Chico Manzanas Gancho Pájaro

Era muy gracioso verlo correr por el campo con sus piernas azules chiclosas y una bolsa llena de manzanas en el hombro izquierdo, justo en el lugar donde debería estar el brazo.

Alguien (probablemente P.O.K.) le había incrustado un gancho de metal en el hueso que asomaba en el hombro desde siempre.

Tenía una hemorroide en todo momento inflamada le gustaba el picante parecía un mandril.

Llevaba las manzanas al almacén del pueblo. Nunca comía lo que otros habían digerido, porque le daban ataques de risa y la hemorroide dolía.

Una vez mató a un pájaro. Lo había cazado de un piedrazo, pero no se había muerto y veía cómo sonreía, desafiante, y le decía: "Haz de esta muerte un recuerdo que ni Los Mares de Sal puedan corroer.". Lo agarró por el cuello y metió la cabecita (empezando por el pico) en el agujero de la pija, pensó en La Tetona de Ojos Grises que Saca el Aliento y comenzó a masturbarse suavemente. La hemorroide picaba y él se rascaba contra la corteza del Árbol Ignoto.

Luego, tomó coraje y pensó en La Mina Dada Vuelta, esa que tenía el intestino del lado de afuera y se podía escuchar cómo digería y cagaba mientras te contaba que mañana iba al dentista para hacerse una limpieza y todo era Gruac Bruac Ruac Bruc y él se tocaba violentamente pensando en eso.

El pájaro incrustado en el agujero pija recitaba algo que, de no ser por el chorro semi constante de sangre semen, hubiera sonado menos burbujeante y grumoso.

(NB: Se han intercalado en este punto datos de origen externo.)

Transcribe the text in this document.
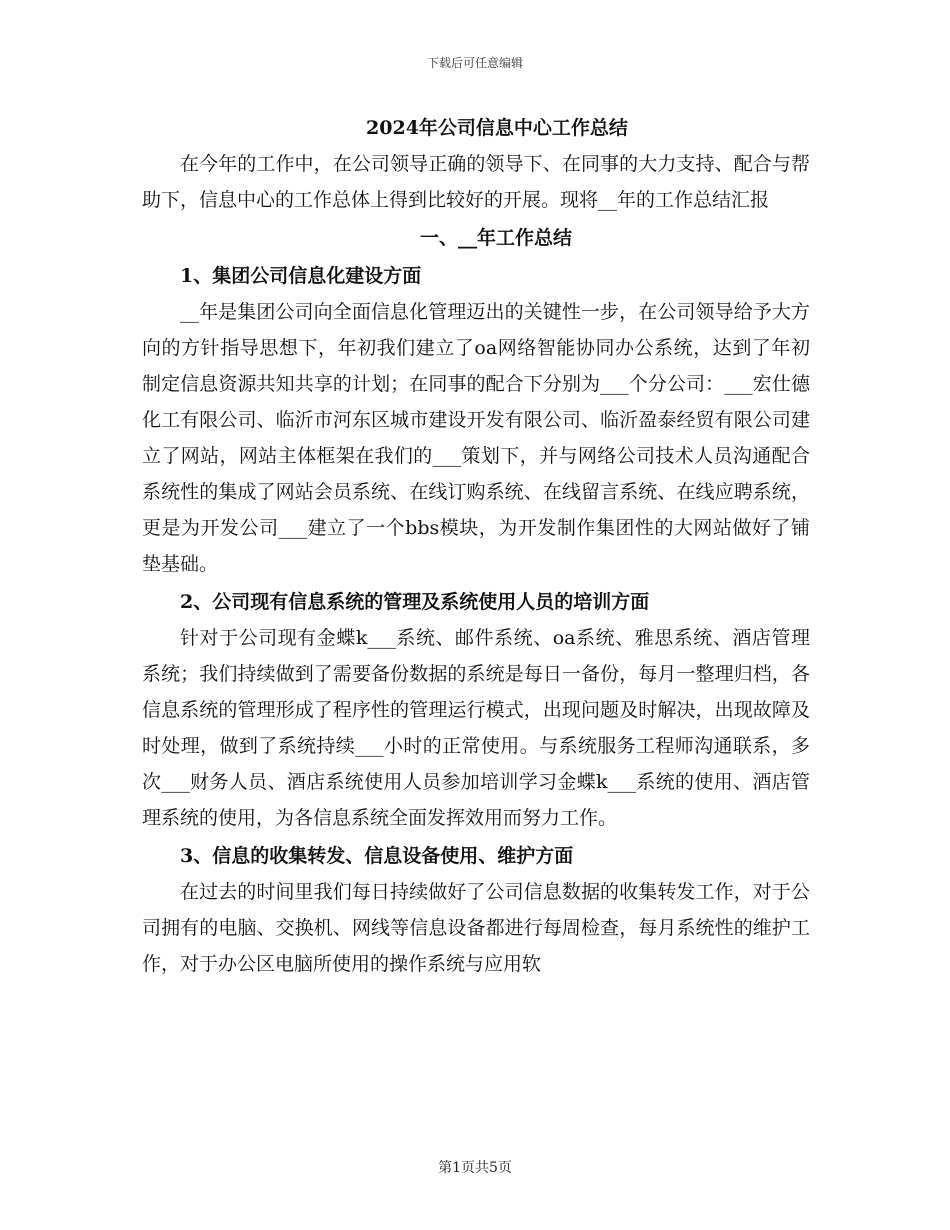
下载后可任意编辑
2024年公司信息中心工作总结

在今年的工作中，在公司领导正确的领导下、在同事的大力支持、配合与帮助下，信息中心的工作总体上得到比较好的开展。现将__年的工作总结汇报

一、__年工作总结
1、集团公司信息化建设方面

__年是集团公司向全面信息化管理迈出的关键性一步，在公司领导给予大方向的方针指导思想下，年初我们建立了oa网络智能协同办公系统，达到了年初制定信息资源共知共享的计划；在同事的配合下分别为___个分公司：___宏仕德化工有限公司、临沂市河东区城市建设开发有限公司、临沂盈泰经贸有限公司建立了网站，网站主体框架在我们的___策划下，并与网络公司技术人员沟通配合系统性的集成了网站会员系统、在线订购系统、在线留言系统、在线应聘系统，更是为开发公司___建立了一个bbs模块，为开发制作集团性的大网站做好了铺垫基础。

2、公司现有信息系统的管理及系统使用人员的培训方面

针对于公司现有金蝶k___系统、邮件系统、oa系统、雅思系统、酒店管理系统；我们持续做到了需要备份数据的系统是每日一备份，每月一整理归档，各信息系统的管理形成了程序性的管理运行模式，出现问题及时解决，出现故障及时处理，做到了系统持续___小时的正常使用。与系统服务工程师沟通联系，多次___财务人员、酒店系统使用人员参加培训学习金蝶k___系统的使用、酒店管理系统的使用，为各信息系统全面发挥效用而努力工作。

3、信息的收集转发、信息设备使用、维护方面

在过去的时间里我们每日持续做好了公司信息数据的收集转发工作，对于公司拥有的电脑、交换机、网线等信息设备都进行每周检查，每月系统性的维护工作，对于办公区电脑所使用的操作系统与应用软

第1页共5页
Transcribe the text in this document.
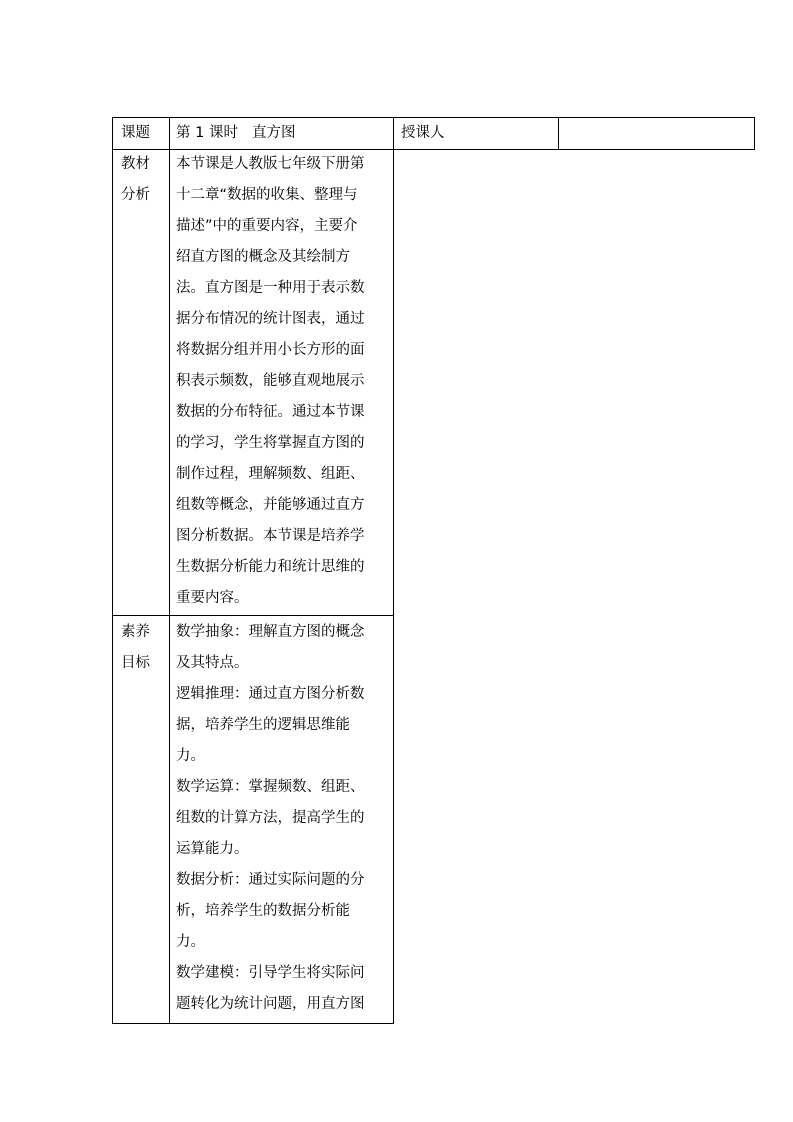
课题 第 1 课时 直方图	授课人
教材
分析
本节课是人教版七年级下册第
十二章“数据的收集、整理与
描述”中的重要内容，主要介
绍直方图的概念及其绘制方
法。直方图是一种用于表示数
据分布情况的统计图表，通过
将数据分组并用小长方形的面
积表示频数，能够直观地展示
数据的分布特征。通过本节课
的学习，学生将掌握直方图的
制作过程，理解频数、组距、
组数等概念，并能够通过直方
图分析数据。本节课是培养学
生数据分析能力和统计思维的
重要内容。
素养
目标
数学抽象：理解直方图的概念
及其特点。
逻辑推理：通过直方图分析数
据，培养学生的逻辑思维能
力。
数学运算：掌握频数、组距、
组数的计算方法，提高学生的
运算能力。
数据分析：通过实际问题的分
析，培养学生的数据分析能
力。
数学建模：引导学生将实际问
题转化为统计问题，用直方图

Comió una manzana y miró a La Vaca que Dormía Siempre y se acercó y le metió la pija pájaro burbujeante (grumos) y bombeó un rato y se reía porque pensaba en la carrera de caballos de ayer (se rompió la pata cayó el jinete crack).

Cuando acabó, no sabía si el pájaro había muerto, pero no escuchaba más palabras grumosas (burbujas) y, por lo menos, se habría desmayado.

Le dio una manzana a La Vaca que Dormía Siempre y esperó dos días para revisar la mierda.
Revisó la bosta con el gancho y lamía el olor para sacarse el hambre del estómago y encontraba familias de gusanos que tomaban el té y otras dormían y otras jugaban al billar.

Con la osamenta del pájaro habían hecho una plaza y los gusanos niños jugaban y no los dejaban meterse en el arenero porque los gatos y los perros hacían caca y pis y se podían contagiar los parásitos que mastican intestinos y corrompen el ano.

Dijo que sí y corrió hacia el otro lado, hacia allá quedaba su casa.